みなさんは「進化」と聞くと、何万年、何百万年という果てしない時間をかけて起こるものだと思っていませんか?
実は今、私たちの目の前で、わずか1〜2年の間に動物たちが「超高速進化」を遂げていることが明らかになりました。
舞台は、アメリカの有名大学であるカリフォルニア大学ロサンゼルス校(UCLA)のキャンパス。そこで暮らす小さな野鳥「ユキヒメドリ」の体に起きた、不思議な変化をご紹介します。
そもそも「ユキヒメドリ」ってどんな鳥?

今回注目されたのは、スズメの仲間である「ユキヒメドリ(Dark-eyed Junco)」という野鳥です。 もともとは豊かな山林に住んでいましたが、近年の気候変動などの影響もあり、UCLA(カリフォルニア大学ロサンゼルス校)のキャンパスのような都市部にも住み着くようになりました。
実は、住む場所によって彼らの「くちばしの形」には面白い違いがあります。
| 生息地 | 主なエサ | くちばしの特徴 |
|---|---|---|
| 山林(自然界) | 硬い種子、すばしっこい昆虫 | 細くて長いくちばし(自然の獲物を捕らえやすい) |
| 都市部(キャンパスなど) | 人間の食べ残し、ゴミ箱の食べ物 | 短くてずんぐりしたくちばし(幅広いエサを食べやすい) |
このように、住む環境に合わせてくちばしの形を適応させていたのです。
コロナ禍で「学生が消えた」キャンパスで起きた異変
2020年、新型コロナウイルスの世界的な大流行(パンデミック)により、世界中でロックダウンや外出制限が行われました。
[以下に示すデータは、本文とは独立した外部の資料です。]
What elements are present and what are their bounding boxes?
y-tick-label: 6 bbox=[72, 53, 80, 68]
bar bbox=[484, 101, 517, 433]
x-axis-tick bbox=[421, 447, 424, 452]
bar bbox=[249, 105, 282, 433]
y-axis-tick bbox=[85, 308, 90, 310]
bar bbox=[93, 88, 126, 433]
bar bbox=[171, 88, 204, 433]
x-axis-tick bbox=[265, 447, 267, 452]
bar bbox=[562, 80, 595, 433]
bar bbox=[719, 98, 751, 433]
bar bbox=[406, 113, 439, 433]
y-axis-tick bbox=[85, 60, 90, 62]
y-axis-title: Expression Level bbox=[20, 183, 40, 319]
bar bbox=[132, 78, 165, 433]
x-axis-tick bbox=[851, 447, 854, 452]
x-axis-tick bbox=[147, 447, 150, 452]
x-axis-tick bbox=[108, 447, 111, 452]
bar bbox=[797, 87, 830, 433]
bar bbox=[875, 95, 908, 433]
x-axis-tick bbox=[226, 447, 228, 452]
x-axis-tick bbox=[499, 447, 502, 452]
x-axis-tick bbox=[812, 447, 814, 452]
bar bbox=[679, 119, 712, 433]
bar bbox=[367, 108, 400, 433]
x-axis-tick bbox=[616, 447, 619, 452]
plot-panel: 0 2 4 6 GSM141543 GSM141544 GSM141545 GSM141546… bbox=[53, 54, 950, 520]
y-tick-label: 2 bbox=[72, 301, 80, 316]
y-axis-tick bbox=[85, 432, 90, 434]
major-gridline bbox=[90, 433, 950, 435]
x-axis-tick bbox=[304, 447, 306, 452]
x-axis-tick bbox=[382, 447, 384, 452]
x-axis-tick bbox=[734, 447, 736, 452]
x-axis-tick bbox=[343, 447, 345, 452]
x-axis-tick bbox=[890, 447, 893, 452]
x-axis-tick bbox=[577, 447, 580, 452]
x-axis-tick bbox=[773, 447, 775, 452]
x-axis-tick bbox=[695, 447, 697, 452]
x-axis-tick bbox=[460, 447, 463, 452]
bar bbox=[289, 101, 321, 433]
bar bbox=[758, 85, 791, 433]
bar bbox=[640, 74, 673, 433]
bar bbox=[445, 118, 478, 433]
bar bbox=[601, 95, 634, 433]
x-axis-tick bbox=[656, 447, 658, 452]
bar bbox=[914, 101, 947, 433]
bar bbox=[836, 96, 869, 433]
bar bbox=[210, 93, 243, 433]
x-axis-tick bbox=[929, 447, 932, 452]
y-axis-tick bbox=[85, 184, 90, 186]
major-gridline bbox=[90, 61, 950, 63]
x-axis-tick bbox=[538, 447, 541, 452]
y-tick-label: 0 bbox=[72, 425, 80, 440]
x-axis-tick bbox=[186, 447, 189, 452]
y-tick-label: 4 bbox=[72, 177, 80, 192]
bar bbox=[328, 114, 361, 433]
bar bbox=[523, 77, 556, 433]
UCLAでも講義はオンラインになり、キャンパスは閉鎖、食堂も休業となって、人間が完全に姿を消したのです。
人間がいなくなったことで、ユキヒメドリたちの食生活は激変します。これまで頼りにしていた「人間の食べ残し」が一切手に入らなくなってしまったのです。
そこで、鳥たちは生き抜くために野生のカンを取り戻し、草の種や虫を食べる生活へと戻らざるを得なくなりました。
すると、驚くべき現象が起こります。 パンデミックの最中である2021年と2022年に生まれたユキヒメドリたちのくちばしが、山林に住む野生種のように「細長く」変化していたのです。
人間が戻ってきたら…まさかの「元通り」!?
この研究の本当に面白いところはここからです。
2023年になり、感染症対策の制限が緩和され、キャンパスに学生たちが戻ってきました。食堂も再開され、再び「人間の食べ残し」が手に入るようになります。
すると、2023年と2024年に生まれたユキヒメドリのくちばしは、再び「短くてずんぐりした形」へと戻っていたのです。
わずか数年の間に、人間がいなくなったら「長く」なり、人間が戻ってきたら「短く」なる。まるで伸縮するパーツのように、環境に合わせて驚異的なスピードで体を変化させていたことが、UCLAの研究チームの調査で明らかになりました。
まとめ:進化は「いま、目の前で」起きている
研究者はこの現象について、次のように語っています。
「実は私たちの目の前でたくさんの進化が、それも急速な進化が起きているのは間違いない。私たちがそのことを知りさえしないのは、注意深く観察していないためだ」
教科書の中だけの話だと思っていた「進化」や「環境適応」が、実は私たちのライフスタイルの変化(コロナ禍によるリモートワークなど)に連動して、リアルタイムで行われていたというのは、なんともロマンがある話ですよね。
もしかしたら、私たちが毎日見かける身近なスズメやカラス、公園の生き物たちも、私たちが気づかないスピードで「新しい姿」へとアップデートを繰り返しているのかもしれません。